I recently purchased Beautiful Stuff! Learning With Found Materials by Cathy Weisman Topal and Lella Gandini. This is not a how-to book; it’s a documentation of how the authors and teachers worked with early childhood students, in a Reggio Emilia-inspired classroom, collecting and exploring found objects. As the authors say in the preface,
Rather than focusing on the creation of products, this book is based on observation and recording of children’s and teachers’ processes.
Fabulous. That’s what I try to do, too. I bought this with our natural collections in mind–mostly rocks and seashells–although the book covers all found materials, mainly recycled, and not just natural ones. Our collecting really ramps up in the summertime.
Documenting is an integral part of the Reggio Emilia philosophy. Here, the authors share the process of collecting and organizing the materials, exploring them, and working with them.
The kids are involved in every step. The first chapter begins with the authors acknowledging that it’s “crucial” to involve the kids and parents right from the beginning, thus with the collecting. Anyone who spends time with children knows they are natural collectors anyway. N picks up rocks everywhere. I find acorns in pockets, sticks on the floor, and G’s buttons absolutely everywhere.
The kids in the book collect, clean, and categorize their materials. They spend time getting to know these items. How many ways can you classify something? They sort by material, by color, by shape. They work with them in temporary ways and in more permanent ways. They re-create self-portraits using found materials, they create 3-dimensional pieces, they study blue and circles and metal, with materials and through drawing and in paint.

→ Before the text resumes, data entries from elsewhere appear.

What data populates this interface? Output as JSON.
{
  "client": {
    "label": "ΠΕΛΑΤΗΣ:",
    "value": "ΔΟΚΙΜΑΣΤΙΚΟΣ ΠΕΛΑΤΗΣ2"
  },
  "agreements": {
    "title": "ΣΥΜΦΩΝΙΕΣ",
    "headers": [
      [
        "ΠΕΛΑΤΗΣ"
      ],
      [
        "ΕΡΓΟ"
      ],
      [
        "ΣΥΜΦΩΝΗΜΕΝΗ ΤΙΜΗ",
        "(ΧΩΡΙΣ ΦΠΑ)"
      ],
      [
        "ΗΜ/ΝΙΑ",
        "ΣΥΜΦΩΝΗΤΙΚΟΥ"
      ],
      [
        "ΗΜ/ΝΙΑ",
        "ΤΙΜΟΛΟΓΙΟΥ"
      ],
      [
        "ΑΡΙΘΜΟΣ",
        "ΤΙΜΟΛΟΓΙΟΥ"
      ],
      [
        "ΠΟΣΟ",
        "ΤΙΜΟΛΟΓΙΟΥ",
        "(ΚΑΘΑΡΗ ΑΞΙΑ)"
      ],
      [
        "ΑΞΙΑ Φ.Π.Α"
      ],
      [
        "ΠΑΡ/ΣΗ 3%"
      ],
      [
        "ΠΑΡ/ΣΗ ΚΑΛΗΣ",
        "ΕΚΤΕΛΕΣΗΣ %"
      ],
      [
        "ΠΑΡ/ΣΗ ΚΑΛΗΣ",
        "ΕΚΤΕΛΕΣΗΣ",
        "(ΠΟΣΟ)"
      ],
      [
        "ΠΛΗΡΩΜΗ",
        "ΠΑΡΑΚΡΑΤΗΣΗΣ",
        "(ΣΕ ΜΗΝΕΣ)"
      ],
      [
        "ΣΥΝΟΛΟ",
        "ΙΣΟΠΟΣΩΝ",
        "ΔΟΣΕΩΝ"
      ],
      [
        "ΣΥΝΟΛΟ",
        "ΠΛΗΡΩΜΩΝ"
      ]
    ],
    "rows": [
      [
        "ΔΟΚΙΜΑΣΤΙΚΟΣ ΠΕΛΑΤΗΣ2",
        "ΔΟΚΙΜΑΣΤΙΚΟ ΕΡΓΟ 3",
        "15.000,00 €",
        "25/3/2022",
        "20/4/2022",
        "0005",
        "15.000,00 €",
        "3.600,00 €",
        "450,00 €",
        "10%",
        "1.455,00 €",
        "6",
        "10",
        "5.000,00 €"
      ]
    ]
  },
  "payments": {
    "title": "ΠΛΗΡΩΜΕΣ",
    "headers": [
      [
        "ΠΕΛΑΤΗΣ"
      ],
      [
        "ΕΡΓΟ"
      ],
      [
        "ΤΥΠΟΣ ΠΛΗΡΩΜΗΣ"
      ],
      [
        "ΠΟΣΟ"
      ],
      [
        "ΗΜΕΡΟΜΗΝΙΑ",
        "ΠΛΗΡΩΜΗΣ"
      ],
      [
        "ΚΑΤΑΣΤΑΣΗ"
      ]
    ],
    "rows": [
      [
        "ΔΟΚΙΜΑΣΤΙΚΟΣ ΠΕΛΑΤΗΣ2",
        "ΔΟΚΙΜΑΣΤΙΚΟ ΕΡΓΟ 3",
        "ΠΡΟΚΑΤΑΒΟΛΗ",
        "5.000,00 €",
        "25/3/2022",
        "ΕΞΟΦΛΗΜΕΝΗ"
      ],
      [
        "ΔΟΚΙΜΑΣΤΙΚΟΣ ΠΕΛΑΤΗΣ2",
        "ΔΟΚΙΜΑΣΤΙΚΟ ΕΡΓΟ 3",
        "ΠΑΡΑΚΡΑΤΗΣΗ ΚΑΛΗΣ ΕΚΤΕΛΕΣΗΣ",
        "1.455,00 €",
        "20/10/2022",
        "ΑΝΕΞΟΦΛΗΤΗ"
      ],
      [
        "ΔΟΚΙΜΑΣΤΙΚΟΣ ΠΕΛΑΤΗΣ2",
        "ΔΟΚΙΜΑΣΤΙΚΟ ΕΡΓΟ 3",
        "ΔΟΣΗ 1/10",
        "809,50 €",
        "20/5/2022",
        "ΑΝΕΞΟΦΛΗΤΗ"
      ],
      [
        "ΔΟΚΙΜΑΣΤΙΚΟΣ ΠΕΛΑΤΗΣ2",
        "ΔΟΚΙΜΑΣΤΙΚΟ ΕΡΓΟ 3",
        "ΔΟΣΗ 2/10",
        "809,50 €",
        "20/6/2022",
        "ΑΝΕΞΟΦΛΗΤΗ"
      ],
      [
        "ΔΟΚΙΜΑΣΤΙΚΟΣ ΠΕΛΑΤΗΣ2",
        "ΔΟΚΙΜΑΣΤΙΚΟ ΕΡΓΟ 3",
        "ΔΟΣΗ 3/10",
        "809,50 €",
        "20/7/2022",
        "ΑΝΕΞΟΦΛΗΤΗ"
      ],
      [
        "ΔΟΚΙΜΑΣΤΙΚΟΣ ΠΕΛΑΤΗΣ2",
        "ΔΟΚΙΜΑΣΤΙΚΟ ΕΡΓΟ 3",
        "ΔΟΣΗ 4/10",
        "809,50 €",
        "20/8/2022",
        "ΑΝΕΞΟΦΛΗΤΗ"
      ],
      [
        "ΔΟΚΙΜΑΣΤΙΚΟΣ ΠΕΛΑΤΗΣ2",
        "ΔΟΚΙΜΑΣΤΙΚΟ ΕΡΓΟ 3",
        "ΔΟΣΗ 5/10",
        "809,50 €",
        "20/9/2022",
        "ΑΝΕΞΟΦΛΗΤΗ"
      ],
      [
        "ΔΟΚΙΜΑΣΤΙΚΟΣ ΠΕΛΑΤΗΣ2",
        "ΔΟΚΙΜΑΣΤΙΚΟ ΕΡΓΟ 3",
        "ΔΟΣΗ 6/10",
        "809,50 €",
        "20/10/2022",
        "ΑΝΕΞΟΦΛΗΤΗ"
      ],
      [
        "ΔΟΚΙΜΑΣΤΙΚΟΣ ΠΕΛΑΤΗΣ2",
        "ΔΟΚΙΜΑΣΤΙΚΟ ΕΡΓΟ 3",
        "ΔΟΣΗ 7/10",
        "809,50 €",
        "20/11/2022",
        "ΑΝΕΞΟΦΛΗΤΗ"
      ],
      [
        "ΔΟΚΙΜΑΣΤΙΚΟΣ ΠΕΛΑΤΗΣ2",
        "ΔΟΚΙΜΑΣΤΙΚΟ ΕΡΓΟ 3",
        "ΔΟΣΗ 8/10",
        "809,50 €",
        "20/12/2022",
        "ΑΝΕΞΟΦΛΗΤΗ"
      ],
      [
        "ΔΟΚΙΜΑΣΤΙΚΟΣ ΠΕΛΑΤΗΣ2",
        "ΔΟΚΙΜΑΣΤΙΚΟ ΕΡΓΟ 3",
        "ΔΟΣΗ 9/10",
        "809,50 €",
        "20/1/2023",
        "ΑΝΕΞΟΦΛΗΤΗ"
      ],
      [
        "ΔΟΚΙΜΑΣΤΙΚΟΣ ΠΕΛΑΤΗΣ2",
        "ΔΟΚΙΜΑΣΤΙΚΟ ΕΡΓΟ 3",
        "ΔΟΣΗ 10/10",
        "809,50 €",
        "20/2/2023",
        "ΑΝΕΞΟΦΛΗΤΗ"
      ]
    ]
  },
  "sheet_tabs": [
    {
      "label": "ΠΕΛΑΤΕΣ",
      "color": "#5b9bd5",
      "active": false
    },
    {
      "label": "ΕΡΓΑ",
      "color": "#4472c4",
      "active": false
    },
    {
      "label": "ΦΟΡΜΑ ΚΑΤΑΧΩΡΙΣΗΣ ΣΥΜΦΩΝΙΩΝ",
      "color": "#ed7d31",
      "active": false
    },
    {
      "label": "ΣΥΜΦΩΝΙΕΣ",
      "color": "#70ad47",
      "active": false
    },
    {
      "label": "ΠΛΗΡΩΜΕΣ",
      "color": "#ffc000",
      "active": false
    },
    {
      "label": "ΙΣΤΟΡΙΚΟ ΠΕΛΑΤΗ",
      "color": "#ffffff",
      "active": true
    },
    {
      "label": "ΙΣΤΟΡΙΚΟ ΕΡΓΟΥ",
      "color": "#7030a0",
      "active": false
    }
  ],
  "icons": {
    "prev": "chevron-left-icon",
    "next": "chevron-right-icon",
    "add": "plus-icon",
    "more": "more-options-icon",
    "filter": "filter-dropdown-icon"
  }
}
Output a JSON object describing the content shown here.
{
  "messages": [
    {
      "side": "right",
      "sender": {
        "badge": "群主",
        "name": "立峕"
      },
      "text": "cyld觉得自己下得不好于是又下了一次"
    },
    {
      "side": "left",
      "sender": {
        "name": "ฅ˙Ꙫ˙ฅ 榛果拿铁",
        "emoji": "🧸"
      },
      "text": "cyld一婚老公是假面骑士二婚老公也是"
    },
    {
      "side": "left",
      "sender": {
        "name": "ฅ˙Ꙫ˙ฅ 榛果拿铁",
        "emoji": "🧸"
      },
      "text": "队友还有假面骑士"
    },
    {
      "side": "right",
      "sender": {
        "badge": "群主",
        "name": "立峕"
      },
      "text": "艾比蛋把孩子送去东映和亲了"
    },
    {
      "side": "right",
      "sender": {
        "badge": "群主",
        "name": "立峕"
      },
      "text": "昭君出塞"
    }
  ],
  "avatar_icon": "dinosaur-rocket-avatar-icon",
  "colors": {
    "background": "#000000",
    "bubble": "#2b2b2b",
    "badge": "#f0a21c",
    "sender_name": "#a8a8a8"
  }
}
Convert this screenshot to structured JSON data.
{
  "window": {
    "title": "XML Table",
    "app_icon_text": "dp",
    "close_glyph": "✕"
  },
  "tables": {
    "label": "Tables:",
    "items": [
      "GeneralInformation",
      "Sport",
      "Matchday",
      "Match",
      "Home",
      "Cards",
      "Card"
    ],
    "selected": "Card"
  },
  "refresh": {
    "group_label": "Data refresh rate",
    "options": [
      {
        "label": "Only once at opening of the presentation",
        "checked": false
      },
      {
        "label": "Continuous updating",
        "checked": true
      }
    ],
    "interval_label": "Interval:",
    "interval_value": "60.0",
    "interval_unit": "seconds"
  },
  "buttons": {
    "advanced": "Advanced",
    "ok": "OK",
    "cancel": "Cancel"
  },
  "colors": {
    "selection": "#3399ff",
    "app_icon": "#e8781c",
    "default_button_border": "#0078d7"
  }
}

It’s impossible for us to visit the beach without bringing back treasures, and we visit the beach at least weekly in the summertime. (The crabs in the left-hand bucket, by the way, were dead when we found them. They were supposed to be left behind, but G slipped them in.) On the way home, N was considering what we could do with some of our items–we can make rubbings of the Irish Moss, we can try printing with the underside of a crab (although, he pointed out, the paper might smell bad afterwards), we can make rubbings of scallop shells, with all those wonderful ridges.
I also collect at the beach, and I’m fond of the small polished pieces of broken clam shell. This visit, I found several purple pieces. (The bits that became the most valuable wampum, N pointed out. See here; scroll down to #9.) Aren’t they beautiful?
The main idea to take away from this book, I think, if you’re looking for just one, is that collections are not necessarily meant to be displayed and looked at, or, alternately, turned into some end product in order to have value. They can be living, breathing things, to be touched, to be rearranged, to be worked with. We have, literally, buckets of quahog shells, and I’ve been thinking they need to come inside and take their place on the shelf next to the tree blocks. Some of our rocks need their own basket on the play shelves as well (some live in the sandbox). Some items (oh-those-purple-pieces!) may become works of art to be worn; others may find their way into collages or sculptures; others we may love so much we give them a place of honor on the shelf for a while. But the best collections of found items, I think, are dynamic, just like the children who collect them.
Note: This particular beach is a barrier beach. We found most of the rocks and clam shells on the ocean side; we found living (and dead) crabs and jellies, as well as oyster and scallop shells, in the protected salt pond. It’s a fantastically neat place.